Sub-based land attacks are too expensive and as you said achieving large salvos is impossible. But I think China will need sub-based cruise missile capability because of active sonar performance. If they are really getting that good, an only-torpedo submarine may become an escort ship hunter rather than a carrier hunter. If you have that capability land-attack capability is just a modification. It may have some uses like bombing the US bases in CONUS. Other than that pretty useless indeed. Cruise missiles in general are very good for surprise attacks that can cripple a small military in a short time. Combining them with subs improves that. And I think that's why the US liked it.-----
As BoraTas argued a few pages back, the practice of putting a lot of cruise missile (and even more egregiously special forces) on US subs originate from the submarine service's plea for continued relevance post Cold War, when its original missions disappeared. It is the undersea equivalent of the Zumwalt's main guns (i.e. overpriced capability that can be better performed via aircrafts).
I should also note the original Tomahawk and the P-700/800 in the Cold War era were nuclear tipped and had a very different cost calculus to conventional weapons. Nuclear tipped SSG could make a lot of sense for North Korea, Pakistan or Israel.
Very debatable. China will not have an opportunity to make such a first strike unless it becomes the aggressor against Japan or the USA. If they decide to intervene they will prepare for Chinese missile strikes. Pre-positioned subs cannot achieve anything extra after that point. Cruise missiles do not get detected until they are very close to their target because of their flight altitude. And modern air defense systems provide 360 degree coverage as standard. I don't see any advantage here again.If those submarine launched missiles were launched in isolation, yes.
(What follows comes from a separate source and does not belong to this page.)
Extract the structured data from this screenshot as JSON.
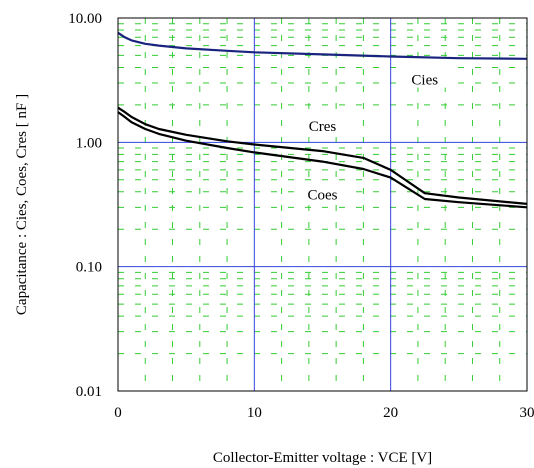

However, they would be part of a comprehensive first strike alongside long range land based strike systems (IRBMs, HGVs, bombers with stand off missiles), naval surface strike systems (carrier based strike and surface combatants with LACMs/AShBMs/HGVs).
Not to mention they would have EW/ECM support.
I disagree, I believe that the major reason why submarine launched weapons can be complementary to land based and naval surface strike systems, is because submarine launched weapons can be deployed much closer to the target in a manner that the enemy cannot easily detect, and in turn enable multi-axis and multi-distance first wave strikes in conjunction with land and naval surface strike systems.
The inability to be immediately replenished is fine, because their land attack or anti-surface warload would be intended for contributing to a first wave strike before retreating and conducting undersea warfare missions. They would not be expected to carry out an entire strike campaign by themselves, heck they wouldn't even be expected to carry out an entire first wave strike by themselves, perhaps only 25% of the first wave at most, if not less. However, by being able to be launched closer to the enemy and in other directions outside of the major axis of attack, it can augment the effectiveness of the overall first wave strike mission.
I disagree with BoraTas argument, and I think the utility of a large warload of submarine launched long range land attack/anti ship weapons deployed from acoustically stealthy and technologically competitive nuclear submarines cannot be understated, when viewed in context of an overall air-naval-missile campaign.
(In terms of using SSNs as special forces insertion, I do agree that it is a much more niche capability and relatively unimportant)
Combining sub operations with other assets is hard too. Another trend that was working against subs in the last 30 years was networking. Subs couldn't benefit much from it because they can hardly communicate. Subs are still lone wolves in 2022.
Where the sub based land attack capability shines is strikes in distant regions where your airpower can not reach.
For China, these would be 50 US states and the Panama canal.
As I said, I think the 09V needs a lot of VLS but for anti-ship missions foremost.